The cDNA of the estrogen receptor (ER) has been isolated from red seabream liver and sequenced. The cDNA contains a complete open reading frame encoding 581 amino acid residues. The structural homology indicated that the red seabream ER (rsER) lacks region A in region A/B (trans-activation domain) as well as tilapia, medaka and rainbow trout ERs. In region B, amino acids were conserved also in rsER around a serine residue that is putatively phosphorylated by a mitogen-activated protein kinase. In region C (DNA binding domain), rsER shows a high degree of sequence conservation with other fish ERs, particularly eight cysteins in two zinc-fingers and the P-box were completely conserved.
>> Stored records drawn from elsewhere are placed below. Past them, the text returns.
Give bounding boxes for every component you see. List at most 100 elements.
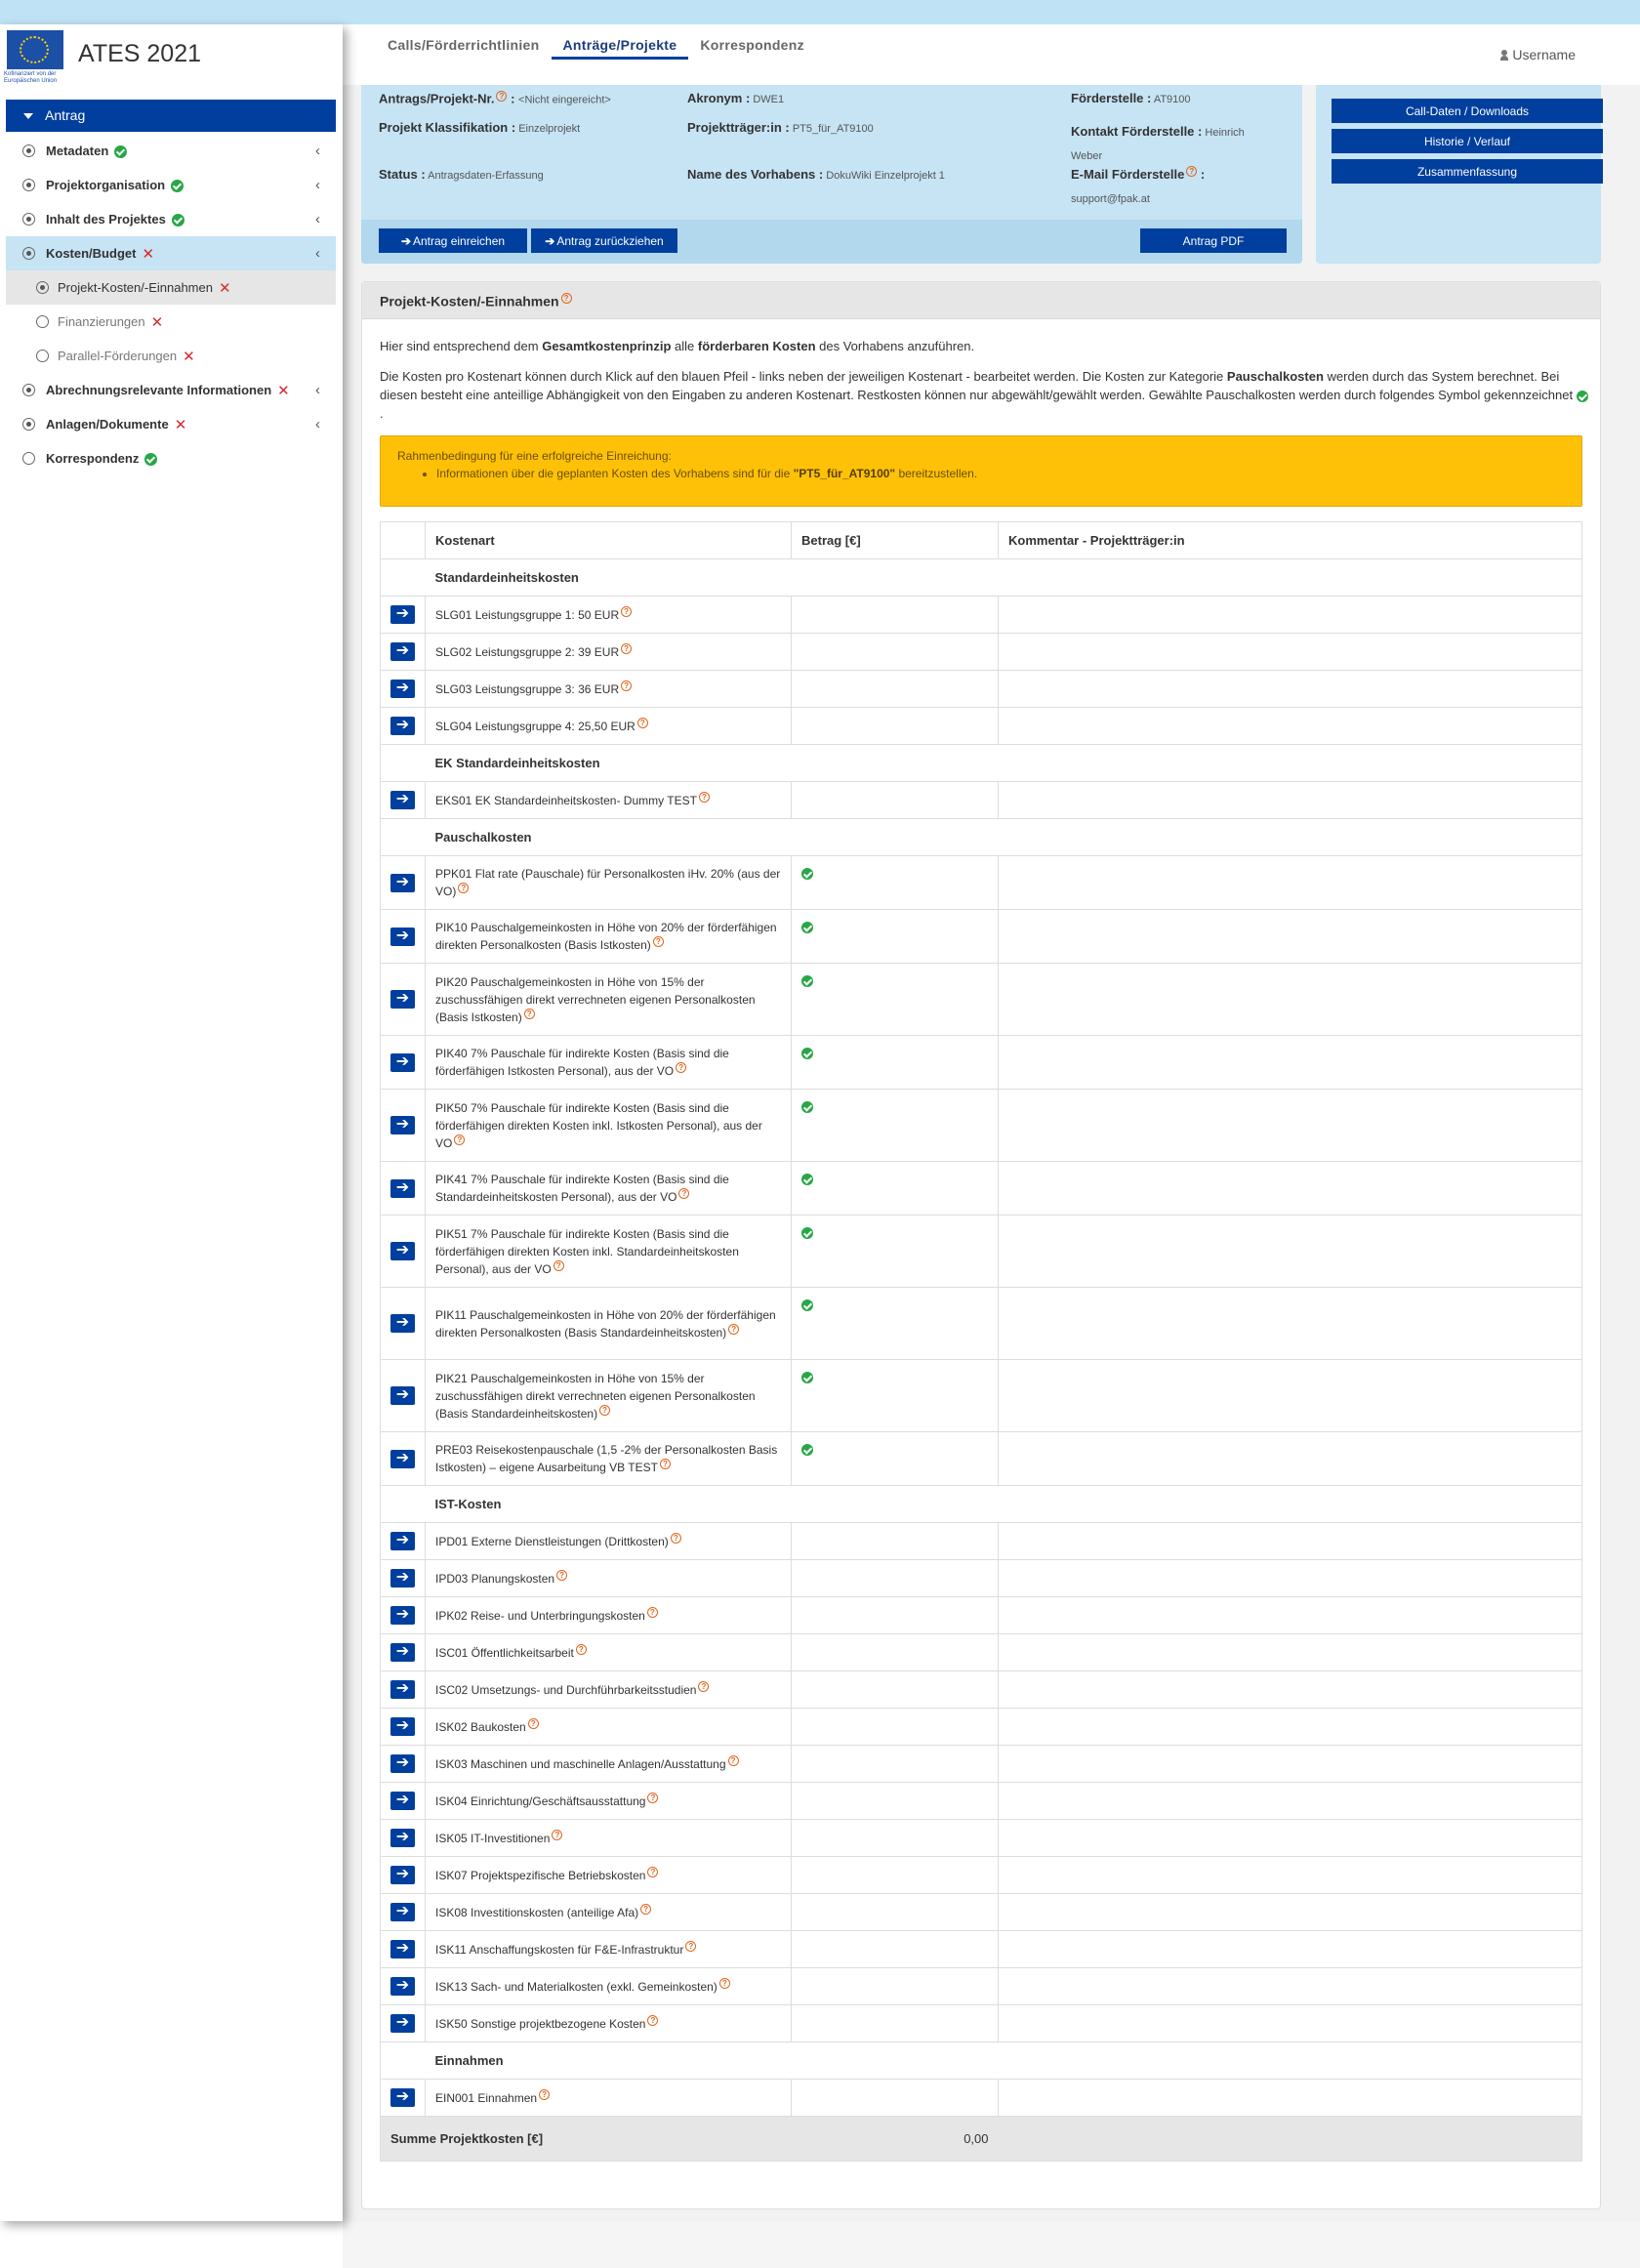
kostenart-label: SLG03 Leistungsgruppe 3: 36 EUR — [435, 681, 620, 696]
sidebar-item-antrag[interactable]: Antrag — [6, 100, 336, 132]
edit-arrow-button[interactable]: ➔ — [390, 791, 415, 809]
edit-arrow-button[interactable]: ➔ — [390, 1449, 415, 1468]
help-icon[interactable]: ? — [454, 1134, 466, 1145]
help-icon[interactable]: ? — [496, 91, 508, 102]
help-icon[interactable]: ? — [727, 1754, 739, 1766]
edit-arrow-button[interactable]: ➔ — [390, 873, 415, 892]
edit-arrow-button[interactable]: ➔ — [390, 1792, 415, 1810]
antrag-einreichen-button[interactable]: ➔ Antrag einreichen — [379, 228, 527, 253]
help-icon[interactable]: ? — [698, 1680, 710, 1692]
antrag-pdf-button[interactable]: Antrag PDF — [1140, 228, 1287, 253]
kontakt-field: Kontakt Förderstelle : Heinrich Weber — [1071, 120, 1245, 168]
help-icon[interactable]: ? — [728, 1323, 740, 1335]
edit-arrow-button[interactable]: ➔ — [390, 2014, 415, 2033]
help-icon[interactable]: ? — [647, 1792, 659, 1803]
chevron-left-icon[interactable]: ‹ — [315, 211, 320, 227]
edit-arrow-button[interactable]: ➔ — [390, 927, 415, 946]
edit-cell: ➔ — [380, 707, 426, 745]
edit-arrow-button[interactable]: ➔ — [390, 717, 415, 735]
tab-calls[interactable]: Calls/Förderrichtlinien — [376, 37, 552, 59]
help-icon[interactable]: ? — [685, 1940, 697, 1952]
radio-dot-icon — [22, 384, 35, 396]
help-icon[interactable]: ? — [676, 1062, 687, 1073]
antrag-zurueckziehen-button[interactable]: ➔ Antrag zurückziehen — [531, 228, 677, 253]
sidebar-item-parallel-foerderungen[interactable]: Parallel-Förderungen ✕ — [6, 339, 336, 373]
edit-arrow-button[interactable]: ➔ — [390, 1977, 415, 1996]
edit-arrow-button[interactable]: ➔ — [390, 1717, 415, 1736]
help-icon[interactable]: ? — [621, 642, 633, 654]
edit-arrow-button[interactable]: ➔ — [390, 1532, 415, 1550]
help-icon[interactable]: ? — [556, 1569, 568, 1581]
edit-arrow-button[interactable]: ➔ — [390, 1866, 415, 1884]
sidebar-item-projektorganisation[interactable]: Projektorganisation ‹ — [6, 168, 336, 202]
user-menu[interactable]: Username — [1500, 47, 1576, 62]
help-icon[interactable]: ? — [718, 1977, 730, 1989]
help-icon[interactable]: ? — [552, 1829, 563, 1840]
chevron-left-icon[interactable]: ‹ — [315, 416, 320, 433]
help-icon[interactable]: ? — [527, 1717, 539, 1729]
help-icon[interactable]: ? — [647, 1866, 659, 1877]
table-row: ➔ SLG01 Leistungsgruppe 1: 50 EUR? — [380, 596, 1582, 634]
help-icon[interactable]: ? — [458, 883, 470, 893]
chevron-left-icon[interactable]: ‹ — [315, 245, 320, 262]
sidebar-item-finanzierungen[interactable]: Finanzierungen ✕ — [6, 305, 336, 339]
sidebar-item-inhalt[interactable]: Inhalt des Projektes ‹ — [6, 202, 336, 236]
chevron-left-icon[interactable]: ‹ — [315, 177, 320, 193]
edit-arrow-button[interactable]: ➔ — [390, 1643, 415, 1662]
edit-arrow-button[interactable]: ➔ — [390, 1386, 415, 1405]
help-icon[interactable]: ? — [539, 2088, 551, 2100]
intro-text: Hier sind entsprechend dem Gesamtkostenp… — [380, 337, 1590, 434]
tab-antraege-projekte[interactable]: Anträge/Projekte — [551, 37, 689, 60]
help-icon[interactable]: ? — [575, 1643, 587, 1655]
edit-arrow-button[interactable]: ➔ — [390, 1569, 415, 1588]
edit-arrow-button[interactable]: ➔ — [390, 1680, 415, 1699]
sidebar-item-anlagen-dokumente[interactable]: Anlagen/Dokumente ✕ ‹ — [6, 407, 336, 441]
help-icon[interactable]: ? — [646, 1606, 658, 1618]
sidebar-item-projekt-kosten[interactable]: Projekt-Kosten/-Einnahmen ✕ — [6, 270, 336, 305]
edit-arrow-button[interactable]: ➔ — [390, 1940, 415, 1959]
help-icon[interactable]: ? — [636, 717, 648, 728]
historie-button[interactable]: Historie / Verlauf — [1332, 129, 1603, 153]
help-icon[interactable]: ? — [621, 605, 633, 617]
help-icon[interactable]: ? — [553, 1259, 564, 1271]
help-icon[interactable]: ? — [652, 936, 664, 947]
chevron-left-icon[interactable]: ‹ — [315, 143, 320, 159]
sidebar-item-abrechnungsrelevante-informationen[interactable]: Abrechnungsrelevante Informationen ✕ ‹ — [6, 373, 336, 407]
help-icon[interactable]: ? — [647, 2014, 659, 2026]
help-icon[interactable]: ? — [560, 293, 572, 304]
edit-arrow-button[interactable]: ➔ — [390, 1903, 415, 1921]
edit-arrow-button[interactable]: ➔ — [390, 1052, 415, 1072]
table-row: ➔ SLG03 Leistungsgruppe 3: 36 EUR? — [380, 670, 1582, 708]
chevron-left-icon[interactable]: ‹ — [315, 382, 320, 398]
sidebar-item-metadaten[interactable]: Metadaten ‹ — [6, 134, 336, 168]
edit-arrow-button[interactable]: ➔ — [390, 605, 415, 624]
kommentar-cell — [998, 1893, 1582, 1931]
help-icon[interactable]: ? — [621, 680, 633, 691]
edit-arrow-button[interactable]: ➔ — [390, 1314, 415, 1333]
edit-arrow-button[interactable]: ➔ — [390, 1829, 415, 1847]
zusammenfassung-button[interactable]: Zusammenfassung — [1332, 159, 1603, 184]
help-icon[interactable]: ? — [599, 1404, 611, 1416]
sidebar-item-kosten-budget[interactable]: Kosten/Budget ✕ ‹ — [6, 236, 336, 270]
edit-arrow-button[interactable]: ➔ — [390, 1116, 415, 1134]
help-icon[interactable]: ? — [523, 1008, 535, 1019]
edit-arrow-button[interactable]: ➔ — [390, 1242, 415, 1260]
sidebar-item-korrespondenz[interactable]: Korrespondenz — [6, 441, 336, 475]
radio-dot-icon — [36, 281, 49, 294]
edit-arrow-button[interactable]: ➔ — [390, 680, 415, 698]
sidebar-nav: Antrag Metadaten ‹ Projektorganisation ‹… — [6, 100, 336, 475]
help-icon[interactable]: ? — [670, 1532, 681, 1544]
call-daten-button[interactable]: Call-Daten / Downloads — [1332, 99, 1603, 123]
help-icon[interactable]: ? — [1186, 166, 1198, 178]
edit-arrow-button[interactable]: ➔ — [390, 642, 415, 661]
edit-arrow-button[interactable]: ➔ — [390, 1754, 415, 1773]
help-icon[interactable]: ? — [678, 1188, 690, 1199]
edit-arrow-button[interactable]: ➔ — [390, 990, 415, 1009]
help-icon[interactable]: ? — [640, 1903, 652, 1915]
help-icon[interactable]: ? — [659, 1459, 671, 1469]
edit-arrow-button[interactable]: ➔ — [390, 2088, 415, 2107]
help-icon[interactable]: ? — [698, 791, 710, 803]
edit-arrow-button[interactable]: ➔ — [390, 1178, 415, 1198]
tab-korrespondenz[interactable]: Korrespondenz — [688, 37, 816, 59]
edit-arrow-button[interactable]: ➔ — [390, 1606, 415, 1625]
Region E (hormone binding domain) was also highly conserved. On the other hand, in regions D and F, low homology was revealed. The trans-activation function of this clone was verified by transfection into HeLa cells, which lack endogenous ER. A CMV-based expression vector consisting of rsER cDNA was cotransfected with a chimeric reporter plasmid consisting of an estrogen responsive element fused to the thymidine kinase promoter and the chloramphenicol acetyl transferase (CAT) gene. In the presence of estradiol 17-β, the CAT activity was stimulated by up to 10-fold. This showed that this clone encoded the functional receptor.